The judge said in deciding the case she was bound by December 2014 ruling in which New York's highest court, the Court of Appeals, held that chimpanzees cannot be considered human under the law because they are incapable of being bound by any legal responsibilities and societal duties.

"Efforts to extend legal rights to are ... understandable," Jaffe wrote. "Some day they may even succeed."

"For now, however, given the precedent to which I am bound, it is hereby ordered, that the petition for a writ of habeas corpus is denied and the proceeding is dismissed," she said.

In a statement, the university said, "we acknowledge and are in the process of reviewing Judge Jaffe's thoughtful decision."
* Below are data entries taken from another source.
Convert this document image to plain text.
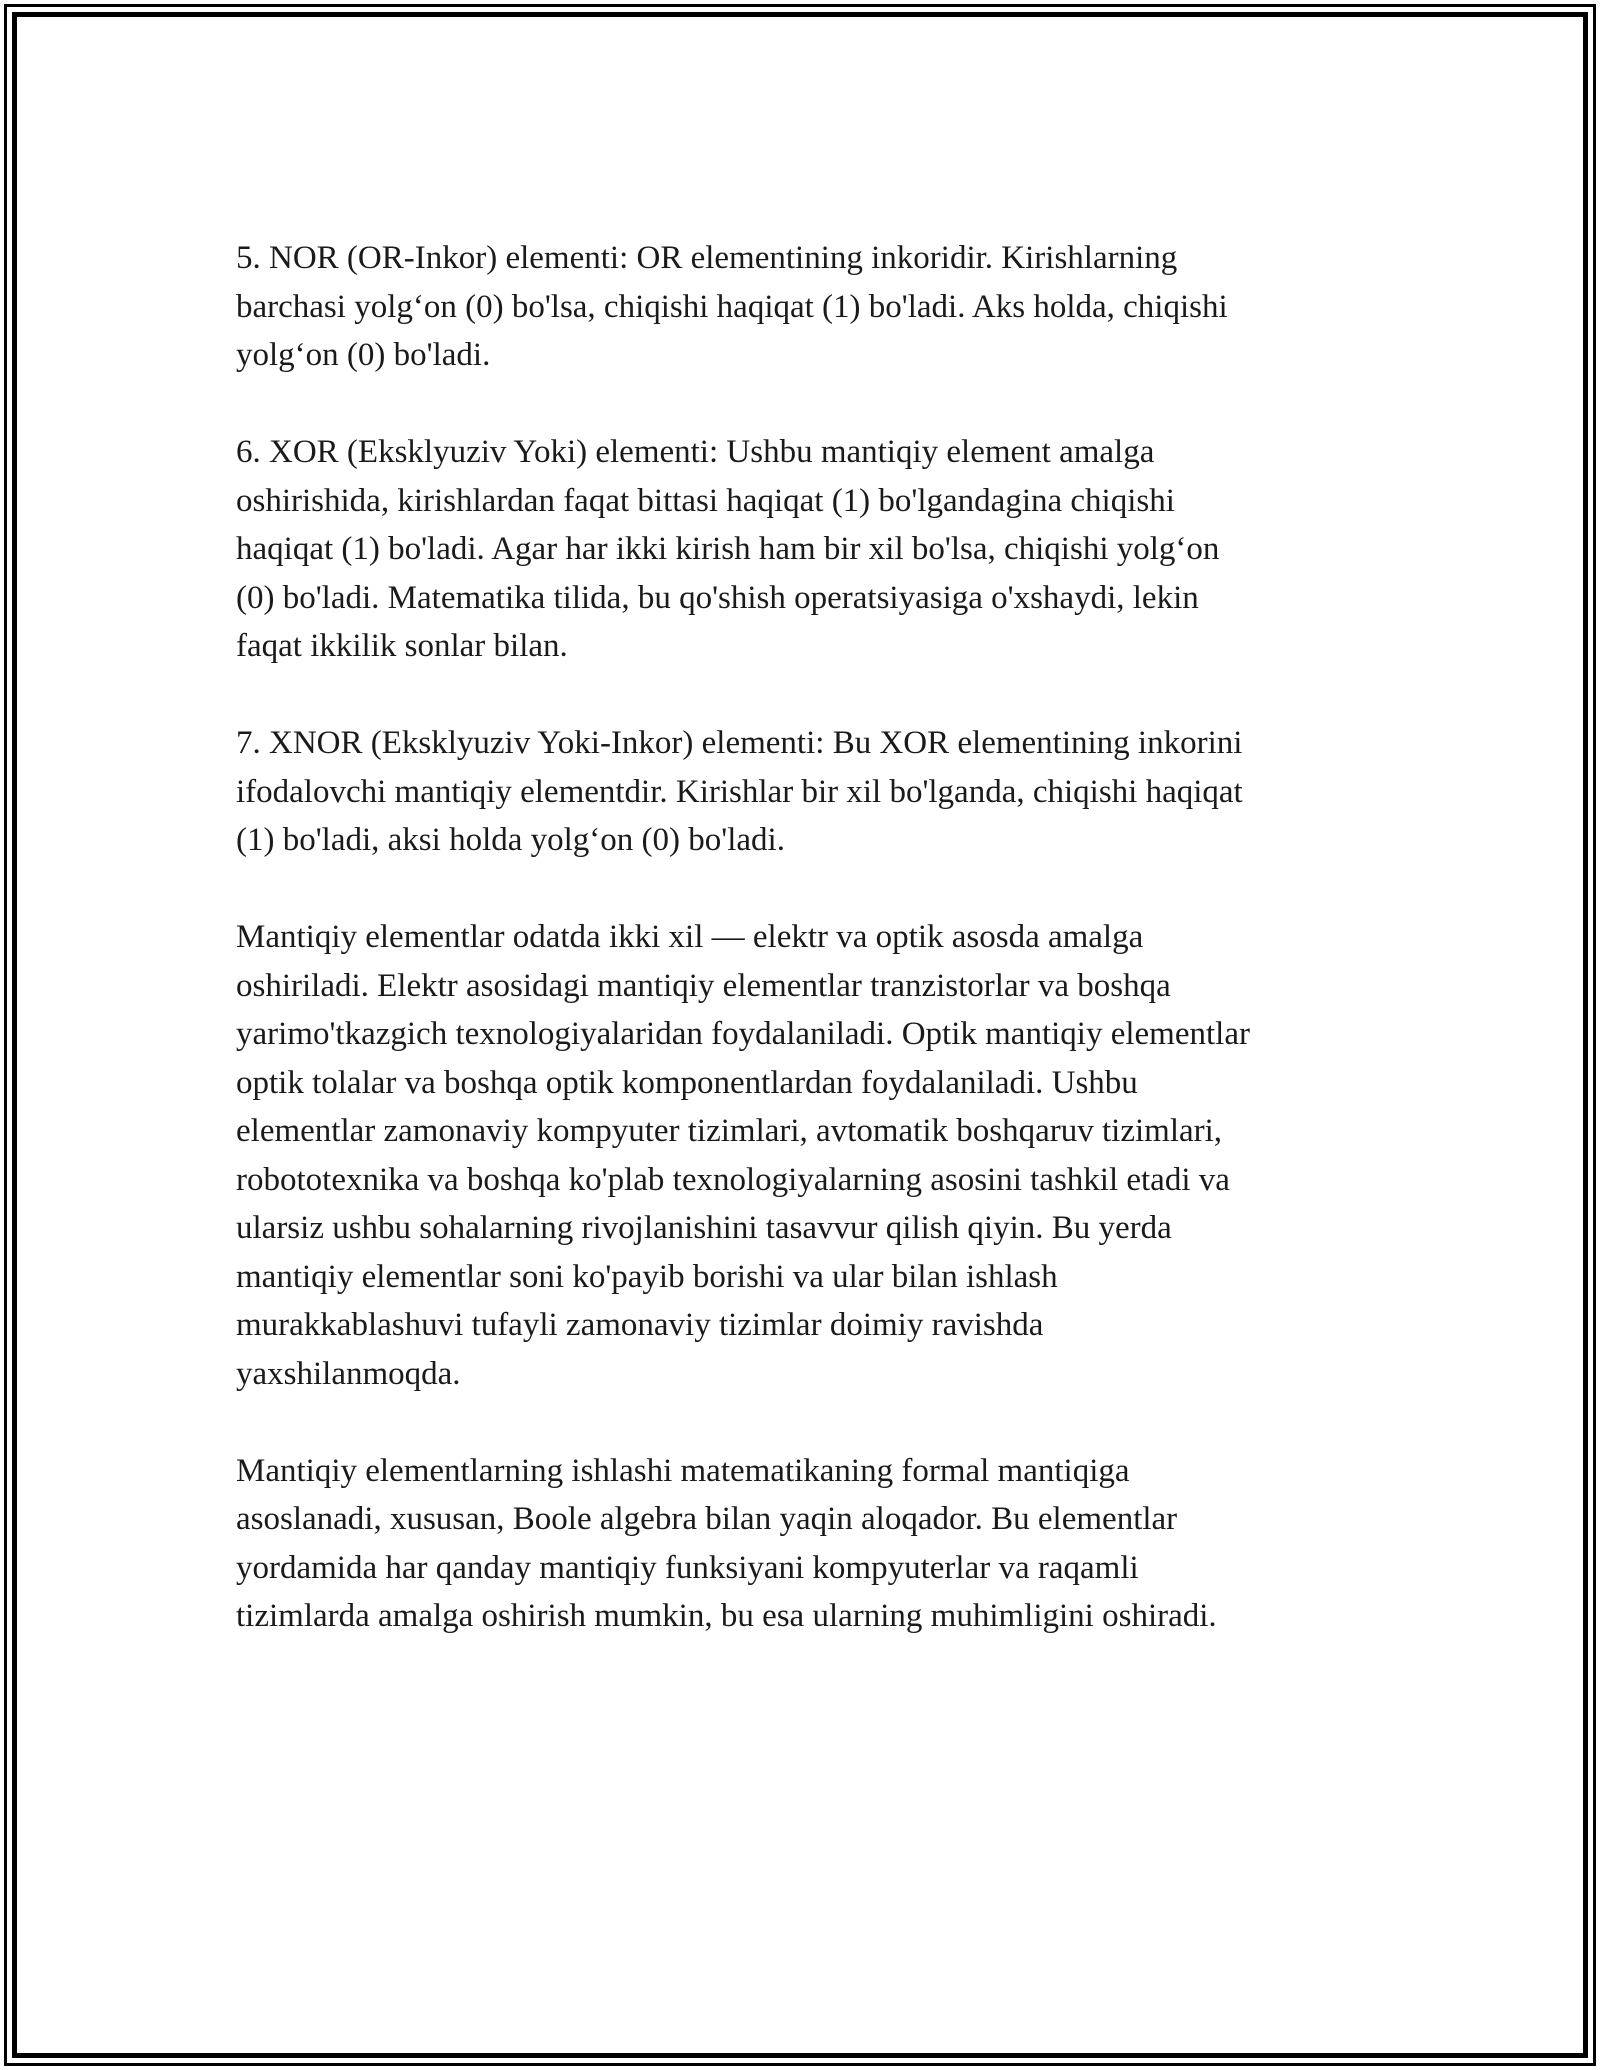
5. NOR (OR-Inkor) elementi: OR elementining inkoridir. Kirishlarning
barchasi yolg‘on (0) bo'lsa, chiqishi haqiqat (1) bo'ladi. Aks holda, chiqishi
yolg‘on (0) bo'ladi.

6. XOR (Eksklyuziv Yoki) elementi: Ushbu mantiqiy element amalga
oshirishida, kirishlardan faqat bittasi haqiqat (1) bo'lgandagina chiqishi
haqiqat (1) bo'ladi. Agar har ikki kirish ham bir xil bo'lsa, chiqishi yolg‘on
(0) bo'ladi. Matematika tilida, bu qo'shish operatsiyasiga o'xshaydi, lekin
faqat ikkilik sonlar bilan.

7. XNOR (Eksklyuziv Yoki-Inkor) elementi: Bu XOR elementining inkorini
ifodalovchi mantiqiy elementdir. Kirishlar bir xil bo'lganda, chiqishi haqiqat
(1) bo'ladi, aksi holda yolg‘on (0) bo'ladi.

Mantiqiy elementlar odatda ikki xil — elektr va optik asosda amalga
oshiriladi. Elektr asosidagi mantiqiy elementlar tranzistorlar va boshqa
yarimo'tkazgich texnologiyalaridan foydalaniladi. Optik mantiqiy elementlar
optik tolalar va boshqa optik komponentlardan foydalaniladi. Ushbu
elementlar zamonaviy kompyuter tizimlari, avtomatik boshqaruv tizimlari,
robototexnika va boshqa ko'plab texnologiyalarning asosini tashkil etadi va
ularsiz ushbu sohalarning rivojlanishini tasavvur qilish qiyin. Bu yerda
mantiqiy elementlar soni ko'payib borishi va ular bilan ishlash
murakkablashuvi tufayli zamonaviy tizimlar doimiy ravishda
yaxshilanmoqda.

Mantiqiy elementlarning ishlashi matematikaning formal mantiqiga
asoslanadi, xususan, Boole algebra bilan yaqin aloqador. Bu elementlar
yordamida har qanday mantiqiy funksiyani kompyuterlar va raqamli
tizimlarda amalga oshirish mumkin, bu esa ularning muhimligini oshiradi.
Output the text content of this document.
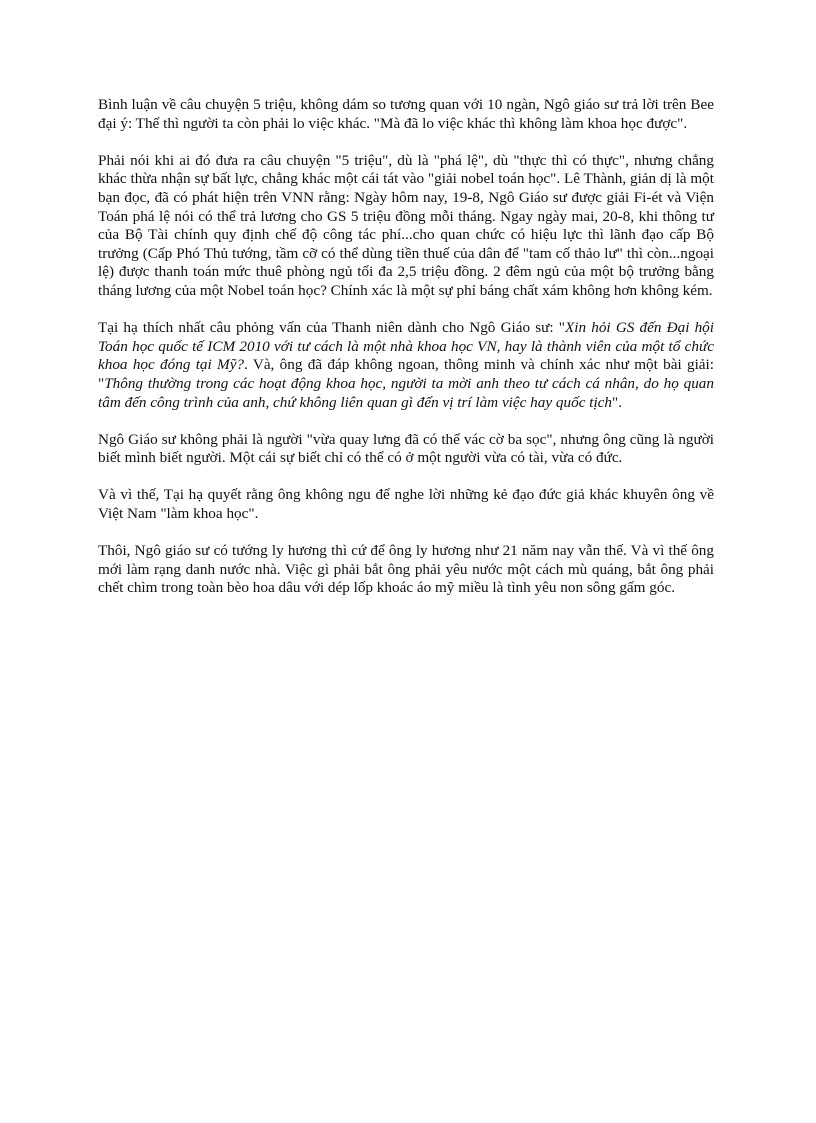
Bình luận về câu chuyện 5 triệu, không dám so tương quan với 10 ngàn, Ngô giáo sư trả lời trên Bee đại ý: Thế thì người ta còn phải lo việc khác. "Mà đã lo việc khác thì không làm khoa học được".

Phải nói khi ai đó đưa ra câu chuyện "5 triệu", dù là "phá lệ", dù "thực thì có thực", nhưng chẳng khác thừa nhận sự bất lực, chẳng khác một cái tát vào "giải nobel toán học". Lê Thành, giản dị là một bạn đọc, đã có phát hiện trên VNN rằng: Ngày hôm nay, 19-8, Ngô Giáo sư được giải Fi-ét và Viện Toán phá lệ nói có thể trả lương cho GS 5 triệu đồng mỗi tháng. Ngay ngày mai, 20-8, khi thông tư của Bộ Tài chính quy định chế độ công tác phí...cho quan chức có hiệu lực thì lãnh đạo cấp Bộ trưởng (Cấp Phó Thủ tướng, tầm cỡ có thể dùng tiền thuế của dân để "tam cố thảo lư" thì còn...ngoại lệ) được thanh toán mức thuê phòng ngủ tối đa 2,5 triệu đồng. 2 đêm ngủ của một bộ trưởng bằng tháng lương của một Nobel toán học? Chính xác là một sự phỉ báng chất xám không hơn không kém.

Tại hạ thích nhất câu phỏng vấn của Thanh niên dành cho Ngô Giáo sư: "Xin hỏi GS đến Đại hội Toán học quốc tế ICM 2010 với tư cách là một nhà khoa học VN, hay là thành viên của một tổ chức khoa học đóng tại Mỹ?. Và, ông đã đáp không ngoan, thông minh và chính xác như một bài giải: "Thông thường trong các hoạt động khoa học, người ta mời anh theo tư cách cá nhân, do họ quan tâm đến công trình của anh, chứ không liên quan gì đến vị trí làm việc hay quốc tịch".

Ngô Giáo sư không phải là người "vừa quay lưng đã có thể vác cờ ba sọc", nhưng ông cũng là người biết mình biết người. Một cái sự biết chỉ có thể có ở một người vừa có tài, vừa có đức.

Và vì thế, Tại hạ quyết rằng ông không ngu để nghe lời những kẻ đạo đức giả khác khuyên ông về Việt Nam "làm khoa học".

Thôi, Ngô giáo sư có tướng ly hương thì cứ để ông ly hương như 21 năm nay vẫn thế. Và vì thế ông mới làm rạng danh nước nhà. Việc gì phải bắt ông phải yêu nước một cách mù quáng, bắt ông phải chết chìm trong toàn bèo hoa dâu với dép lốp khoác áo mỹ miều là tình yêu non sông gấm góc.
The Nonhuman Rights Project, meanwhile, said its fight on Hercules and Leo's behalf is not over, and that it will promptly appeal her decision to the New York Supreme Court, Appellate Division, First Judicial Department.

The case on which Jaffe based her decision, involving a chimpanzee named Tommy, is now before the New York Court of Appeals pending the Nonhuman Rights Project 's request for further review.